By Yoruk Bahceli
(Reuters) -U.S. leveraged loan prices have surged to their highest levels since 2007 as investors snap up assets that will offer compensation while central banks start hiking interest rates.
Leveraged loans are often taken out by companies with high levels of debt, usually with non-investment grade credit ratings, and are often used by private equity firms to fund their acquisitions of these companies.
Unlike bonds, they pay a floating interest rate, which rises as underlying interest rates rise, making them attractive to investors at a time when central banks embark upon rate hikes.
The U.S. Federal Reserve is expected to deliver a rate hike as soon as March to combat inflation at a 40-year high and markets are pricing in another three hikes by the end of the year.
That has heightened demand for assets that pay out as rates rise, sending the price of the S&P/LSTA Leveraged Loan Index to its highest levels since July 2007 at 99.066 at Wednesday's close, according to data from Refinitiv and S&P Global's Leveraged Commentary and Data.
"There is the expectation of rate increases, which inevitably pushes more retail money into the asset class," said Neha Khoda, credit strategist at BofA in New York.
"Given the selloff we've seen in the rates market, that's been prompting increased retail inflows into U.S. loan mutual funds."
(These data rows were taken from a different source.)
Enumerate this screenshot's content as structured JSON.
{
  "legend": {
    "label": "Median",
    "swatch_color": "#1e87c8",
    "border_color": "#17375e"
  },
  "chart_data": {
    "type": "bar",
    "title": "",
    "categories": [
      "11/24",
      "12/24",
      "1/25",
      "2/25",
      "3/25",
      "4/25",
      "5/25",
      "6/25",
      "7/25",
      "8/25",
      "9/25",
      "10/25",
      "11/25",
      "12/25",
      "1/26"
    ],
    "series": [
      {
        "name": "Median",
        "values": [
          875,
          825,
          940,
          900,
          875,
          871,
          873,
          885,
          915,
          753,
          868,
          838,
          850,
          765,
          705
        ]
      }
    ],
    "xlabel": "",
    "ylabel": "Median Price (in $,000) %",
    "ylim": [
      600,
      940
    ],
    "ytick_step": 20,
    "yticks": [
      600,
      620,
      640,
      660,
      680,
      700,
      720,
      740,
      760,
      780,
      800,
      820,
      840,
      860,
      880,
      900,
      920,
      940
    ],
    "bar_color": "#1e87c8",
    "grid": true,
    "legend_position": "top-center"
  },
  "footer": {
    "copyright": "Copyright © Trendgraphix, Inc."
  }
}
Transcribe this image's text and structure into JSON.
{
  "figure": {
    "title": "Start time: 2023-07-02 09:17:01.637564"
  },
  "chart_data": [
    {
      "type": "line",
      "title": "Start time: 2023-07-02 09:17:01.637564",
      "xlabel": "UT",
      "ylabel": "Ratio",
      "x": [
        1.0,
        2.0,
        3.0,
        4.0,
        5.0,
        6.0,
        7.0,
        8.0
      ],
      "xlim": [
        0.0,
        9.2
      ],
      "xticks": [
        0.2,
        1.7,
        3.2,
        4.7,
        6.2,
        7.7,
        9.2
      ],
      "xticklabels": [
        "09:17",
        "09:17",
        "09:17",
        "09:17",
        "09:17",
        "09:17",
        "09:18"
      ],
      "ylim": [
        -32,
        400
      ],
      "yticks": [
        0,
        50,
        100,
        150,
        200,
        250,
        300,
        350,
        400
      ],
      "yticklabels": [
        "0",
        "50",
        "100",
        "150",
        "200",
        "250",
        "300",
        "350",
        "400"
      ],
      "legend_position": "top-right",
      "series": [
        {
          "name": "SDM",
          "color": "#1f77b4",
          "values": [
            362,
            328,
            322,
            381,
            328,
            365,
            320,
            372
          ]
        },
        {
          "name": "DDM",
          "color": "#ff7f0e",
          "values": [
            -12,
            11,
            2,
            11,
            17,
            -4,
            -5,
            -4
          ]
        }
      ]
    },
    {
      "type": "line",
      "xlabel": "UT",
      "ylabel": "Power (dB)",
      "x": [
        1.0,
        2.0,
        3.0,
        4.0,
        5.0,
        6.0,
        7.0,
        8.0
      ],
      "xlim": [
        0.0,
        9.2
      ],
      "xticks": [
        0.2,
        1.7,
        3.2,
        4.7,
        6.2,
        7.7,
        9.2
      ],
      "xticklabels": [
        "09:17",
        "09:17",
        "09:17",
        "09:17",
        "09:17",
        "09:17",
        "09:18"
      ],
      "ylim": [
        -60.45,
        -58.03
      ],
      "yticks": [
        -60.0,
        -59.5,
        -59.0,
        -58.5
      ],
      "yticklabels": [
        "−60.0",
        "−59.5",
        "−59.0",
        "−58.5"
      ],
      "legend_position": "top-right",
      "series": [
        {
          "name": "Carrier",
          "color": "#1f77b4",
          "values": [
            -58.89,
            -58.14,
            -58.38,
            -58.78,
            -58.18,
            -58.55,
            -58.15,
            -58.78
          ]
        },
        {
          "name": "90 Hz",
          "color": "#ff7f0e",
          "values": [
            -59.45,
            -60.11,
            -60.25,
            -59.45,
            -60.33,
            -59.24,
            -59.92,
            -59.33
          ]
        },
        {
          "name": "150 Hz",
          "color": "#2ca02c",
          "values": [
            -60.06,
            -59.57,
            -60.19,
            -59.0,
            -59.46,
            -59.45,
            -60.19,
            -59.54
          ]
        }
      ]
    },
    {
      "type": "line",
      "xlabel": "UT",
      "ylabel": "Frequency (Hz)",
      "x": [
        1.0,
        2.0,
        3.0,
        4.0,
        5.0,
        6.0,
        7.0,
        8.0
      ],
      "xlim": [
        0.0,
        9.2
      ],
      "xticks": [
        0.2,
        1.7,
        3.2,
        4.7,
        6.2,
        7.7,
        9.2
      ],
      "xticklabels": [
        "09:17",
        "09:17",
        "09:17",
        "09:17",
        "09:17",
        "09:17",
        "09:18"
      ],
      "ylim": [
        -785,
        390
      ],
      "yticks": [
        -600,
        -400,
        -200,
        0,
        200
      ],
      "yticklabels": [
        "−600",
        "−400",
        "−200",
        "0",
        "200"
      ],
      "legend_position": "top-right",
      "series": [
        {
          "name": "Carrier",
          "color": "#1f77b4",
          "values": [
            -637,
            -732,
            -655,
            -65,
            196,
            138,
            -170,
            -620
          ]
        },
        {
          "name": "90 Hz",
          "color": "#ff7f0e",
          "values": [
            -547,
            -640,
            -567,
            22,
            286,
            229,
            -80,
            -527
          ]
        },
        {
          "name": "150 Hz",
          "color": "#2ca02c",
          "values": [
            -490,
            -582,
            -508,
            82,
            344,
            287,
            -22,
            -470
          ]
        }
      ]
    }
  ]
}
Loan funds saw the highest inflows since 2013 at $1.84 billion for the week ending on January 12, according to Refinitiv Lipper data.
Government bond prices have tumbled and yields have surged over the last month as markets have ramped up rate hike bets.
Analysts also expect new leveraged loan issuance to slow slightly this year after a record year in 2021, a factor also expected to provide technical suppport to prices.
The rally in leveraged loans contrasts with U.S. high yield bonds - often sold by similar companies - which are down around 1% this year, according to BofA. High yield debt pays fixed coupons so is more vulnerable to rising rates.
Leveraged loans have outperformed junk bonds - often issued by similar borrowers - on an annual basis in only eight of the past 26 years and some of those years involved some level of Fed policy tightening, according to research firm CreditSights.
After peaking in 2007, leveraged loan prices slumped sharply at the onset of the financial crisis.
A subsequent era of low interest sent investors chasing higher yield assets in recent years, leading eventually to a surge in demand for leveraged assets and deterioration in protections known as covenants that give lenders additional control over what borrowers can and cannot do.
"The point to understand about the loan market is that it's not the same market as it was pre-GFC (global financial crisis)," Khoda said. "The documentation is worse, rating quality is worse, the issuer composition is worse."